Но самое страшное загрязнение — невидимое. Углекислый газ. Выбросы углекислого газа меняют климат, меняют природный баланс. Мы не понимаем, что планета имеет баланс, и он хрупкий, как и у человека. Наша температура должна быть 36,6. Если ниже — нам холодно, мы начинаем есть. Если выше, нам плохо от жара. В мире то же самое. Баланс определяется ветрами, океанскими течениями, равновесием между льдами полюсов и жарой пустынь. Это очень сложно устроенная система. И люди нарушают ее баланс. Теперь огромные массы воздуха, слишком сухие или влажные, движутся над планетой в непредвиденных направлениях, в атмосфере хаос. Это видно и по статистике за последние сто лет. Раньше погода была гораздо стабильнее. Сезон дождей в Индии всегда начинался в одну и ту же неделю. Теперь мир в этом смысле стал непредсказуемым.

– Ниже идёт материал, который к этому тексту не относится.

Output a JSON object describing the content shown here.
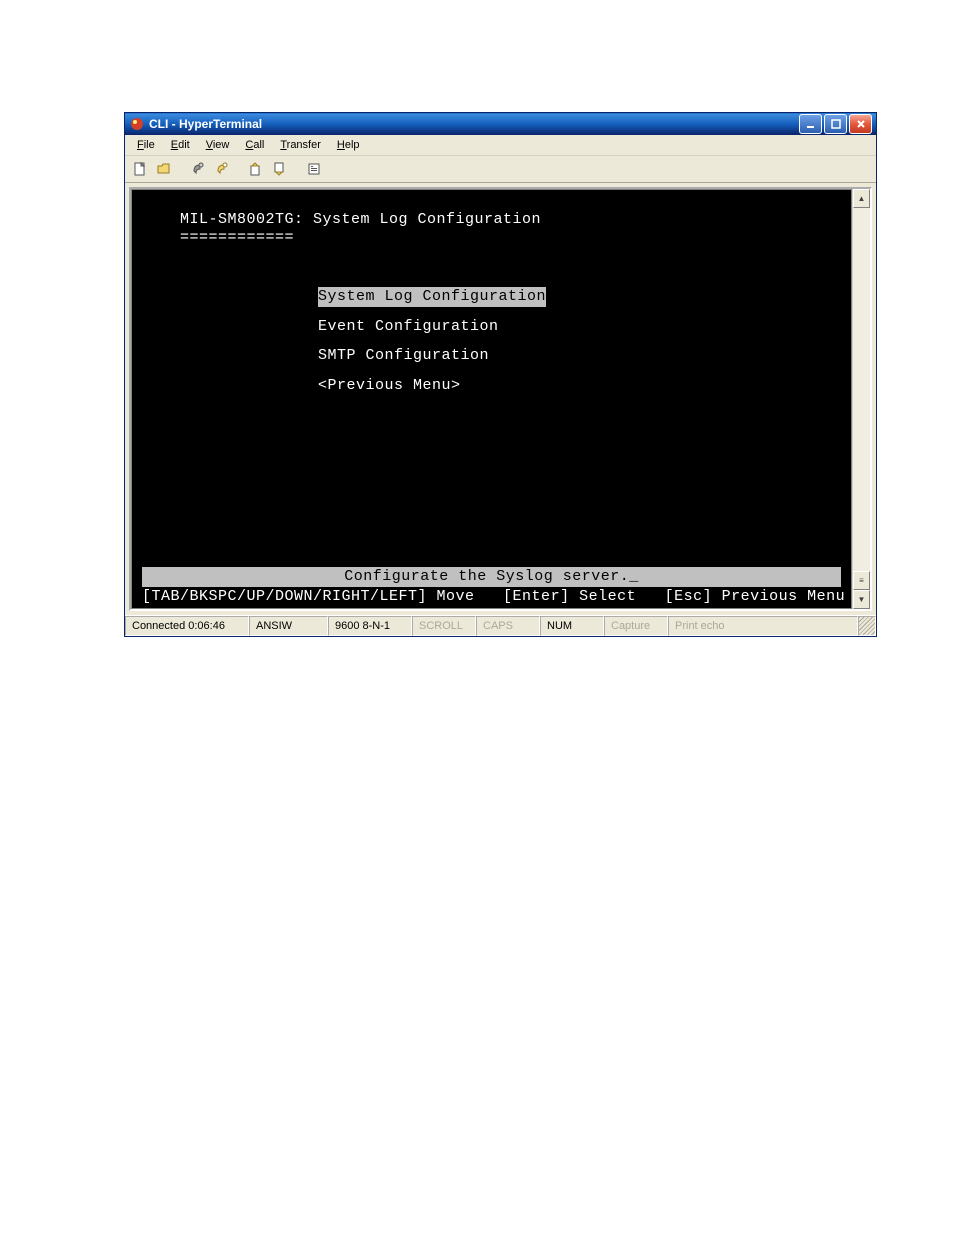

Можно уменьшить выбросы углекислого газа. Что его производит? Машины, индустрия, нагревательные системы. Он образуется, когда мы сжигаем природное топливо. Часть его утекает в атмосферу, потому что мы используем очень старые технологии. Двигатель внутреннего сгорания, установленный в наших автомобилях, устроен так, что теряется 73 % энергии. Электродвигатель может иметь КПД 97 %, как это было в Solar Impulse. Очевидно, что миру нужны электродвигатели, утепленные дома, тепловые насосы, светодиодные лампочки. Если все это будет, выбросы сократятся вдвое. Это не вопрос самопожертвования, это вопрос инвестиций в перемены. Это я и пытаюсь объяснить на встречах с разными правительствами, кто до сих пор не понимает.